Negli Usa i casi positivi hanno superato quota 40mila, con almeno 472 morti. Quasi un americano su tre resta a casa. L’aggravarsi della situazione ha spinto il presidente degli Stati Uniti Donald Trump ad attivare la Guardia nazionale per New York, California e Washington, i tre Stati Usa più colpiti dall’epidemia, nei quali saranno creati urgentemente degli ospedali da campo per una capacità totale di 4mila posti letto.
La Cina registra zero nuovi casi interni ma altri 39 contagi importati. Nei suoi aggiornamenti, la Commissione sanitaria nazionale (Nhc) rileva nove decessi domenica, tutti a Wuhan. A due mesi dalla quarantena di 60 milioni di persone, la provincia dell’Hubei e il suo capoluogo non hanno segnalato nuove infezioni in cinque giorni di fila. La Cina ha visto le infezioni salire a 81.093, di cui 5.120 ancora sotto trattamento; 3.270 i decessi e 72.703 i dimessi dagli ospedali, pari a un tasso di guarigione salito all’89,6%.

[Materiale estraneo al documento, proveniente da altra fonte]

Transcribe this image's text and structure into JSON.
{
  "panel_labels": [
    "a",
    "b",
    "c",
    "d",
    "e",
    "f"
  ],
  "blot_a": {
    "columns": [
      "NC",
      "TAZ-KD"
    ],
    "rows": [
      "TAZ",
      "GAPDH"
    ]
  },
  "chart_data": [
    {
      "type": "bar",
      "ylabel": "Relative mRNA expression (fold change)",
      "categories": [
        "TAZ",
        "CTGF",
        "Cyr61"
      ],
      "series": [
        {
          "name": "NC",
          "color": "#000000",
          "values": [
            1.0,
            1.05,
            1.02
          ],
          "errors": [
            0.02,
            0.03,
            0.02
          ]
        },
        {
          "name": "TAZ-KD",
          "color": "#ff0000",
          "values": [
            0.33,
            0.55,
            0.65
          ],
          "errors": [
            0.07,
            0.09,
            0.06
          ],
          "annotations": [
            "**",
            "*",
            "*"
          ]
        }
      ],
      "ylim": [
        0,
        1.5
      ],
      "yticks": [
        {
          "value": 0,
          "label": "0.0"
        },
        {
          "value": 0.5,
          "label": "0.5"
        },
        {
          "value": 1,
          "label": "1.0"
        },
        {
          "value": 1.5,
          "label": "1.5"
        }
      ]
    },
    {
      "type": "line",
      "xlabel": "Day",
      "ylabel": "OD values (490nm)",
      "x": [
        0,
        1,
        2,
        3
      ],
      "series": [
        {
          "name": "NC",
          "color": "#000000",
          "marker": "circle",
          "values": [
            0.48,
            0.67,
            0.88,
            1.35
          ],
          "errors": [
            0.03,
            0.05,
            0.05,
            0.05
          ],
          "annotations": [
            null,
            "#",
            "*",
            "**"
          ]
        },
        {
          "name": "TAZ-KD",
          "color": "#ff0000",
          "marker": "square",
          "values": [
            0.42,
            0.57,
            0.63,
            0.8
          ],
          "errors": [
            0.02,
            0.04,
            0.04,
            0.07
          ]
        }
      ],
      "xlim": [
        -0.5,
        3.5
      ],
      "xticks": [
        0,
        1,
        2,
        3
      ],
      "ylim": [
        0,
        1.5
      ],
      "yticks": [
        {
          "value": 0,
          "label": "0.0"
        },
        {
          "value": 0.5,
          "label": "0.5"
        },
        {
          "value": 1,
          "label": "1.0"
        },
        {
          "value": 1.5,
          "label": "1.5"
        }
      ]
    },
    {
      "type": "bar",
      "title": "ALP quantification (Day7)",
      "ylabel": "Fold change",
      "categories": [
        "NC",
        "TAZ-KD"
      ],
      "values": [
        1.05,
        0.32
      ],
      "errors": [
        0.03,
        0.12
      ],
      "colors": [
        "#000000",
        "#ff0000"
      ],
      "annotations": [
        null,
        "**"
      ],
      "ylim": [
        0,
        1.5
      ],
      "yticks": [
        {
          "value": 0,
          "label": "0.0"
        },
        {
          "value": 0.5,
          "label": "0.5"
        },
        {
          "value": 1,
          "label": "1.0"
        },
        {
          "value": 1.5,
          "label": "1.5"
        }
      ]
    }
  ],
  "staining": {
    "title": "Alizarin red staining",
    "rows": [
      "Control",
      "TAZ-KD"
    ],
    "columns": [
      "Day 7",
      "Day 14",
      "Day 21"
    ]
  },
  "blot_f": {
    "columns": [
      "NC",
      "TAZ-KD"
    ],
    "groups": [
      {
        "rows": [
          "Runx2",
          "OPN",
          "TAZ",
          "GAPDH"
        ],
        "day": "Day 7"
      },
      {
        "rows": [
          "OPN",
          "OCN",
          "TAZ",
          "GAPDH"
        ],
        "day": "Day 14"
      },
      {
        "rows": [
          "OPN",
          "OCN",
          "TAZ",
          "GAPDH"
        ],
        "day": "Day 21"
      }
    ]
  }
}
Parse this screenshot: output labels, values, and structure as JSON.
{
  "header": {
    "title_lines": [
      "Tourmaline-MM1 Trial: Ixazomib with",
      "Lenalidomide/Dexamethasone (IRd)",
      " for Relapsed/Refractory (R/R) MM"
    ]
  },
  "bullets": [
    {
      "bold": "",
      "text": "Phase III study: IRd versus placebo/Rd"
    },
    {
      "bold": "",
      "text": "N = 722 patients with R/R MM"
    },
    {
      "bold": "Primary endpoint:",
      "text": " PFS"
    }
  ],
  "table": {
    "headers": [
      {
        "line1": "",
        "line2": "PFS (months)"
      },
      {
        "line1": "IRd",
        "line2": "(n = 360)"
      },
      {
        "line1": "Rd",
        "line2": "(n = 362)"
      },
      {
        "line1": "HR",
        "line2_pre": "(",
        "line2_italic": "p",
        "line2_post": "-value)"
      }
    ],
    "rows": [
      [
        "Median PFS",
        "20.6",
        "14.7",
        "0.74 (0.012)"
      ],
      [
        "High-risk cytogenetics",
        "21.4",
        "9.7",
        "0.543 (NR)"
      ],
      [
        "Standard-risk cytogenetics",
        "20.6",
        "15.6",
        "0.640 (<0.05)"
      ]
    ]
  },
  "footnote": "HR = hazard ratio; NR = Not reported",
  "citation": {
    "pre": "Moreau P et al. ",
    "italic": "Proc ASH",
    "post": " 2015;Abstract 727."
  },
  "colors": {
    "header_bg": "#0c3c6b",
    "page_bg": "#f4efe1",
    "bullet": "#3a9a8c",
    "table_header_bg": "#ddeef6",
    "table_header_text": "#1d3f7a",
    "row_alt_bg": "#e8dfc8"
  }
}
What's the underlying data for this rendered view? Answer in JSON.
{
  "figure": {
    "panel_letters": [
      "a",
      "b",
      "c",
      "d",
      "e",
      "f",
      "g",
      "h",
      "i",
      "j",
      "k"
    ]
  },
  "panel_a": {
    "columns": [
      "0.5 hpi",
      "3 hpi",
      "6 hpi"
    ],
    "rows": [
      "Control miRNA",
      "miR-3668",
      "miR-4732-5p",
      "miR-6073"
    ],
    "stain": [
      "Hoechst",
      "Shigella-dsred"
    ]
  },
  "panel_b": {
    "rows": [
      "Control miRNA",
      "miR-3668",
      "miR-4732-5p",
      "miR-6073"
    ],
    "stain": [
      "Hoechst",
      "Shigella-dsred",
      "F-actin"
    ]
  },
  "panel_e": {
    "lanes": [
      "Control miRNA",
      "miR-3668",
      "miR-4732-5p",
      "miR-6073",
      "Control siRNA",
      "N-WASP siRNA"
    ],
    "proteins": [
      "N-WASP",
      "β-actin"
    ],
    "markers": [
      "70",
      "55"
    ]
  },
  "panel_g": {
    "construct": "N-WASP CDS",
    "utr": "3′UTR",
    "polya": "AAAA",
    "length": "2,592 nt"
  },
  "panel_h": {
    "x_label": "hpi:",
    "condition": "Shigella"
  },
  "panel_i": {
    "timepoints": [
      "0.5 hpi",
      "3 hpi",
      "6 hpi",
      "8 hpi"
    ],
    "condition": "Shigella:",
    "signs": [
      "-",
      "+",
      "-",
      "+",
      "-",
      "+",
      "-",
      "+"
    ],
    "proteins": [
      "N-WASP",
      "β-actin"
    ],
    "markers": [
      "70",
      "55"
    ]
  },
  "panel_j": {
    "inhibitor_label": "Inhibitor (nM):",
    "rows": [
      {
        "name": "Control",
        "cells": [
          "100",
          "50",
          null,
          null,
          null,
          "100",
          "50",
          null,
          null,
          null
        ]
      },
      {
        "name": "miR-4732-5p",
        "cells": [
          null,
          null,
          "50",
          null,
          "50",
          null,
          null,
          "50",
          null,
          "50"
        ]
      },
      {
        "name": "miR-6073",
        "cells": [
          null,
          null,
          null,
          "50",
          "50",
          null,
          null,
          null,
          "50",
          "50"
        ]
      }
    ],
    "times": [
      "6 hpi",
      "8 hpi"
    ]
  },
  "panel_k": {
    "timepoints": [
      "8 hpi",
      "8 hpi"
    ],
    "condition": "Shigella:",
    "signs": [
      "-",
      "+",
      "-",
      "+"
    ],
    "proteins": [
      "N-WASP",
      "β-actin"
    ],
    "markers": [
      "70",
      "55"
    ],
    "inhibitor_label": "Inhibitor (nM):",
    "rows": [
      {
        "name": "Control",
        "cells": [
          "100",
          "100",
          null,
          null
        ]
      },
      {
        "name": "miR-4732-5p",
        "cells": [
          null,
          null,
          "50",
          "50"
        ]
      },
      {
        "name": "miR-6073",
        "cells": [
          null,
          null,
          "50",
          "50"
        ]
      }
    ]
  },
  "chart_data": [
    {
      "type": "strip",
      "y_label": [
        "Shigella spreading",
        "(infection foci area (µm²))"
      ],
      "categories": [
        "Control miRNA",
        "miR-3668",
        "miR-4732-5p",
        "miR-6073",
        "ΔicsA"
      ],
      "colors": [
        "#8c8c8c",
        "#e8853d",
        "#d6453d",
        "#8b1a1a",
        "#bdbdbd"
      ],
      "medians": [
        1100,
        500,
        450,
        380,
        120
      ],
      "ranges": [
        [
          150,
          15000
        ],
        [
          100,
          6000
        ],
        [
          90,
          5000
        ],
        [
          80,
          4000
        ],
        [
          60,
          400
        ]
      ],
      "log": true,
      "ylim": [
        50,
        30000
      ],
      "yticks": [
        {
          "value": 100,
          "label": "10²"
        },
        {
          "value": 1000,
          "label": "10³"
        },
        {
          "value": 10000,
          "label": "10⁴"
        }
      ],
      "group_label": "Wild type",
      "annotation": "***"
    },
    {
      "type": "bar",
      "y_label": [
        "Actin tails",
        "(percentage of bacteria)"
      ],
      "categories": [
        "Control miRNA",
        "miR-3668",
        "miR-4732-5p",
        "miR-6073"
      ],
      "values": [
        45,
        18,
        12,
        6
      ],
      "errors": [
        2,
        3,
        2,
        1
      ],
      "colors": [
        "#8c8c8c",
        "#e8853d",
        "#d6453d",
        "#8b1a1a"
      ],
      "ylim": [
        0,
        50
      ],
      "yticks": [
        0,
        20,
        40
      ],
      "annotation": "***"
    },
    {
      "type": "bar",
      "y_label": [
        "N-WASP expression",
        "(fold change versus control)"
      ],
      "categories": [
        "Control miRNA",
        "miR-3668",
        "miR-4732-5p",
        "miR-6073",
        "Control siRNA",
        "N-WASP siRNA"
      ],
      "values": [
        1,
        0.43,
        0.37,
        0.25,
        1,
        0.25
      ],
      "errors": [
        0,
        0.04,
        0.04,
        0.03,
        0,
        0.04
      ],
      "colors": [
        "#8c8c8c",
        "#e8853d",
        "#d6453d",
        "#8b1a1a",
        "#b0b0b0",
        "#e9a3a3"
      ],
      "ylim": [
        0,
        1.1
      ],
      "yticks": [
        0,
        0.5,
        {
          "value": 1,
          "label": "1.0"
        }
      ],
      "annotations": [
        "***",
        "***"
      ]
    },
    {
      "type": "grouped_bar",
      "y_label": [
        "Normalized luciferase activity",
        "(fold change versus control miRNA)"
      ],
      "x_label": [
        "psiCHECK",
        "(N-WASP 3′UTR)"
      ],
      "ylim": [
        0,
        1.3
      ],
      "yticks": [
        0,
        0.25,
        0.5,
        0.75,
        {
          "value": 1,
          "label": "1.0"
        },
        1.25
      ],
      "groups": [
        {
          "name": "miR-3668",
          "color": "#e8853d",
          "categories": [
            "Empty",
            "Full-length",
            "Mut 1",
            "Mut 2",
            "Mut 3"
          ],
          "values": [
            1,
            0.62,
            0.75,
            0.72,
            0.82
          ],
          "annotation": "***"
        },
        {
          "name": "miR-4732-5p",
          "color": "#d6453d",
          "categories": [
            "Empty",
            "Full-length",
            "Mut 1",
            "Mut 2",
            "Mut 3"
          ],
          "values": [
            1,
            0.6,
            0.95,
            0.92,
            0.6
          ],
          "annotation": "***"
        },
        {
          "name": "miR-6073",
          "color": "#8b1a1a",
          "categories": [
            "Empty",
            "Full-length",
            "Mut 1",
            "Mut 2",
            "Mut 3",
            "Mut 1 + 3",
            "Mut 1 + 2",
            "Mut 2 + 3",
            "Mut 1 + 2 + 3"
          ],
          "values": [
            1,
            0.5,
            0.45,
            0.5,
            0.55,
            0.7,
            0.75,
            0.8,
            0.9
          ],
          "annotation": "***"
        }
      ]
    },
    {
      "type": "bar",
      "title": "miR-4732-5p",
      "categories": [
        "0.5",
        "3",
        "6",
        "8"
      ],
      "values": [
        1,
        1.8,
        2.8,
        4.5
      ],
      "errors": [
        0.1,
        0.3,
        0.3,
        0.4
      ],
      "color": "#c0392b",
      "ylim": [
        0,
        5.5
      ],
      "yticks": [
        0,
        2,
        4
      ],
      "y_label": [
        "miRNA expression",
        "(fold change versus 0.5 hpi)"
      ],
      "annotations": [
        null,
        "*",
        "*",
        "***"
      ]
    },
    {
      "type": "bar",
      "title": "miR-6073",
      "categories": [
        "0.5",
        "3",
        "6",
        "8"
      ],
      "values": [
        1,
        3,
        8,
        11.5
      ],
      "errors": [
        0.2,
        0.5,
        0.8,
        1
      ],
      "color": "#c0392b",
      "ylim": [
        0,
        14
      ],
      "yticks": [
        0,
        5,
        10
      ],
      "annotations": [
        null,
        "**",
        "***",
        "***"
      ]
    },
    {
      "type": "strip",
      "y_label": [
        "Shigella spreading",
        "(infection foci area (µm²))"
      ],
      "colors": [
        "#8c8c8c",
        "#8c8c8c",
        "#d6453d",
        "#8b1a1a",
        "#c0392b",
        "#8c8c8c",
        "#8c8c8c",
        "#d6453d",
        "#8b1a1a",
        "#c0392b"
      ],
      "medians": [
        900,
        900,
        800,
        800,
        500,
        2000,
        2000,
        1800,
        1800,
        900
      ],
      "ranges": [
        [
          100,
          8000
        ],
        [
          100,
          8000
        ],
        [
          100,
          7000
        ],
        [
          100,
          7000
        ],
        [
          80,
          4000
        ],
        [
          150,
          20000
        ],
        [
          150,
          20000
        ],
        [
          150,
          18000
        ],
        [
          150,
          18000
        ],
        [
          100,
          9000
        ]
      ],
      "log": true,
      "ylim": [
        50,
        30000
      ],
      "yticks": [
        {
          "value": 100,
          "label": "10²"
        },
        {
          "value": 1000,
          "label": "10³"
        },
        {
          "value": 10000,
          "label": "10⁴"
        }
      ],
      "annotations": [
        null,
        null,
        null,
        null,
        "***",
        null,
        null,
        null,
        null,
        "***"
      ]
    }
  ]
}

Sono scesi a 64 i nuovi casi registrati domenica in Corea del Sud: è il dato più basso da metà febbraio, ha riferito il Korea Centers for Disease Control and Prevention. Il Paese ha rafforzato le regole interne di condotta anticontagio (tra cui la distanza interpersonale) e sulla quarantena per gli arrivi dall’Europa. I decessi sono aumentati a 111. I casi confermati a Daegu e nel Gyeongsang del Nord, i due epicentri sudcoreani dell’infezione, sono saliti rispettivamente a 6.411 e a 1.256.